With the H-1B cap season on the minds of many, it’s hard not to see some malicious design in recent reports of possible changes to H-1B extensions. Was this information leaked in an effort to discourage employers and candidates from applying for future visas? We simply don’t know. However, it’s important to separate fact from conjecture as misinformation on this topic is spreading.
H-1B extensions are of particular importance to nationals of India and China. Backlogs in the availability of green cards for these countries (referred to as priority dates) make it impossible to get a green card before their initial eligibility period ends (6 years). Though they filed everything diligently, some have been waiting for more than a decade for their green card to be issued. Many of these individuals own homes, have U.S. citizen children in school, and have extensive ties to the U.S. Ongoing visa extensions are a lifeline for living and working in the United States.
So, What Happened?
Nothing official--- yet.
News sources report that DHS is considering a new interpretation of AC21 provisions regarding extensions of H-1B visas, often referred to as 7th Year Extensions. These proposals are supposedly in a memo being circulated and discussed by agency heads, but no actual details have been published. Sources who claim to have reviewed the memo say it contains a reinterpretation of the "may grant" language of the American Competitiveness in the 21st Century Act (AC21).
Prior to AC21, anyone with a backlogged priority date who maxed out on H-1B time was forced to leave the U.S. while they awaited green card processing or became eligible for another H-1B period. Congress solved this issue with AC21; providing two mechanisms for allowing H-1B extensions beyond six years. These provisions, Sections 104 and 106, are only available to H-1B workers who have started the green card process and have completed certain processing milestones.
Not so long ago, November 2016 to be exact, the Final Rules to AC21 opened by stating, "Many of these changes are primarily aimed at improving the ability of U.S. employers to hire and retain high-skilled workers who are beneficiaries of approved employment-based immigrant visa petitions and are waiting to become lawful permanent residents. ... (O)ne of the principal purposes for the enactment of AC21 was to improve the country's access to high-skilled workers. AC21 therefore contains several additional provisions intended to expand and strengthen the H-1B program." Absent formal rulemaking, this statement continues to provide the basis for review of any changes to regulatory interpretation.
Extensions Under AC21 Section 104(c)--- The 3 Year Extension
This section states that an individual may be granted an extension of status in three-year increments based on an approved immigrant petition for alien worker (form I-140) with a non-current priority date. This is the more vulnerable of the two provisions, since the "may" language suggests an exercise of discretion on the part of the Service.

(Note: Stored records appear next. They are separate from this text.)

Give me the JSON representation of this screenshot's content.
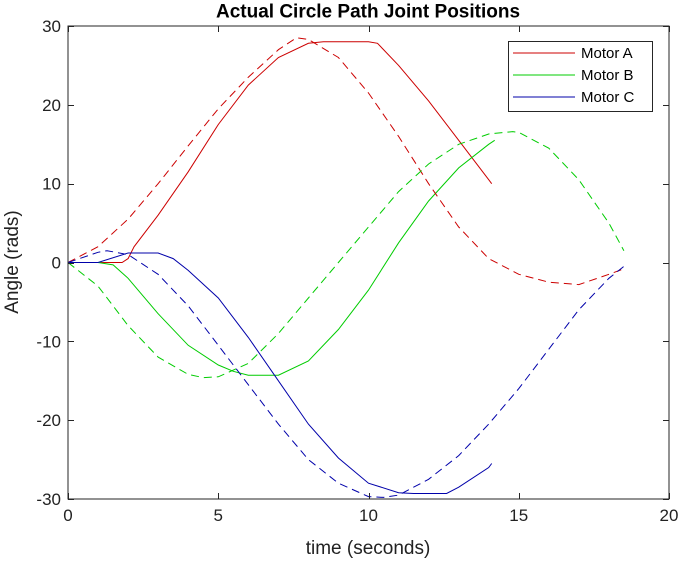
{
  "chart_data": {
    "type": "line",
    "title": "Actual Circle Path Joint Positions",
    "xlabel": "time (seconds)",
    "ylabel": "Angle (rads)",
    "xlim": [
      0,
      20
    ],
    "ylim": [
      -30,
      30
    ],
    "xticks": [
      0,
      5,
      10,
      15,
      20
    ],
    "yticks": [
      -30,
      -20,
      -10,
      0,
      10,
      20,
      30
    ],
    "grid": false,
    "legend_position": "top-right",
    "series": [
      {
        "name": "Motor A",
        "color": "#cc0000",
        "style": "solid",
        "x": [
          0,
          1,
          1.8,
          2,
          2.2,
          3,
          4,
          5,
          6,
          7,
          8,
          8.5,
          9,
          10,
          10.3,
          11,
          12,
          13,
          14,
          14.1
        ],
        "y": [
          0,
          0,
          0,
          0.5,
          2,
          6,
          11.5,
          17.5,
          22.5,
          26,
          27.8,
          28,
          28,
          28,
          27.8,
          25,
          20.5,
          15.5,
          10.5,
          10
        ]
      },
      {
        "name": "Motor B",
        "color": "#00cc00",
        "style": "solid",
        "x": [
          0,
          1,
          1.5,
          2,
          3,
          4,
          5,
          5.5,
          6,
          7,
          8,
          9,
          10,
          11,
          12,
          13,
          14,
          14.2
        ],
        "y": [
          0,
          0,
          -0.3,
          -2,
          -6.5,
          -10.5,
          -13,
          -13.8,
          -14.3,
          -14.3,
          -12.5,
          -8.5,
          -3.5,
          2.5,
          7.8,
          12,
          15,
          15.5
        ]
      },
      {
        "name": "Motor C",
        "color": "#0000aa",
        "style": "solid",
        "x": [
          0,
          1,
          2,
          3,
          3.5,
          4,
          5,
          6,
          7,
          8,
          9,
          10,
          11,
          11.5,
          12,
          12.6,
          13,
          14,
          14.1
        ],
        "y": [
          0,
          0,
          1.2,
          1.2,
          0.5,
          -1,
          -4.5,
          -9.5,
          -15,
          -20.5,
          -24.8,
          -28,
          -29.2,
          -29.3,
          -29.3,
          -29.3,
          -28.5,
          -26,
          -25.5
        ]
      },
      {
        "name": "",
        "color": "#cc0000",
        "style": "dashed",
        "x": [
          0,
          1,
          2,
          3,
          4,
          5,
          6,
          7,
          7.6,
          8,
          9,
          10,
          11,
          12,
          13,
          14,
          15,
          16,
          17,
          18,
          18.5
        ],
        "y": [
          0,
          2,
          5.5,
          10,
          14.8,
          19.5,
          23.5,
          27,
          28.5,
          28.3,
          26,
          21.5,
          16,
          10,
          4.5,
          0.5,
          -1.5,
          -2.5,
          -2.8,
          -1.5,
          -0.8
        ]
      },
      {
        "name": "",
        "color": "#00cc00",
        "style": "dashed",
        "x": [
          0,
          1,
          2,
          3,
          4,
          4.5,
          5,
          6,
          7,
          8,
          9,
          10,
          11,
          12,
          13,
          14,
          14.8,
          15,
          16,
          17,
          18,
          18.5
        ],
        "y": [
          0,
          -3,
          -8,
          -12,
          -14.2,
          -14.6,
          -14.5,
          -12.8,
          -9,
          -4.5,
          0,
          4.5,
          9,
          12.5,
          15,
          16.3,
          16.6,
          16.5,
          14.5,
          10.5,
          5,
          1.5
        ]
      },
      {
        "name": "",
        "color": "#0000aa",
        "style": "dashed",
        "x": [
          0,
          1,
          1.3,
          2,
          3,
          4,
          5,
          6,
          7,
          8,
          9,
          10,
          10.5,
          11,
          12,
          13,
          14,
          15,
          16,
          17,
          18,
          18.5
        ],
        "y": [
          0,
          1.3,
          1.5,
          1,
          -1.5,
          -5.5,
          -10.5,
          -15.5,
          -20.5,
          -25,
          -28,
          -29.7,
          -29.8,
          -29.5,
          -27.5,
          -24.5,
          -20.5,
          -16,
          -11,
          -6,
          -2,
          -0.5
        ]
      }
    ]
  }
}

For more than seventeen years, the USCIS has not exercised its discretion to deny extensions filed under 104(c). It's possible that the Trump Administration will direct USCIS to stop exercising such discretion. However, such a move would be immediately challenged in the courts.
Extensions Under AC21 Section 106(b)--- The 1 Year Extension
A worker is eligible for an extension of H-1B status in one-year increments beyond the six-year maximum, based on a labor certification or I-140 petition filed at least 365 days prior. This section states that the Attorney General shall extend the stay of an alien who qualifies for an exemption under subsection (a) in one-year increments until such time as a final decision is made on the alien’s lawful permanent residence.
Any attempt to reinterpret this section will be met with litigation. That doesn't mean that reinterpretation will not be attempted, but it is not likely to be a successful tack by the administration. This provision is statutory (that is, law), and would require Congressional involvement to be altered. We expect the one-year extension to withstand.
Remember that this potential change has not been officially published and is merely speculative at this time. Remain vigilant and informed, but don't assume the worst. Those who are eligible for PERM or I-140 submission should continue to file those cases as promptly as possible and should avoid "running out the clock" on their H-1B status.
Many industries (such as staffing companies) are already familiar with one year H-1B terms, given the nature of their client work orders. Should 104(c) be threatened, the one-year extensions of 106(b) are expected to remain available in the same way they are utilized today.
For others, the loss of three-year extensions would pose increased costs of filing annually and a higher potential of RFE. Neither of these challenges should be seen as an insurmountable obstacle and readers should continue to expect extensions, albeit perhaps in a more limited way, while they await completion of their LPR status.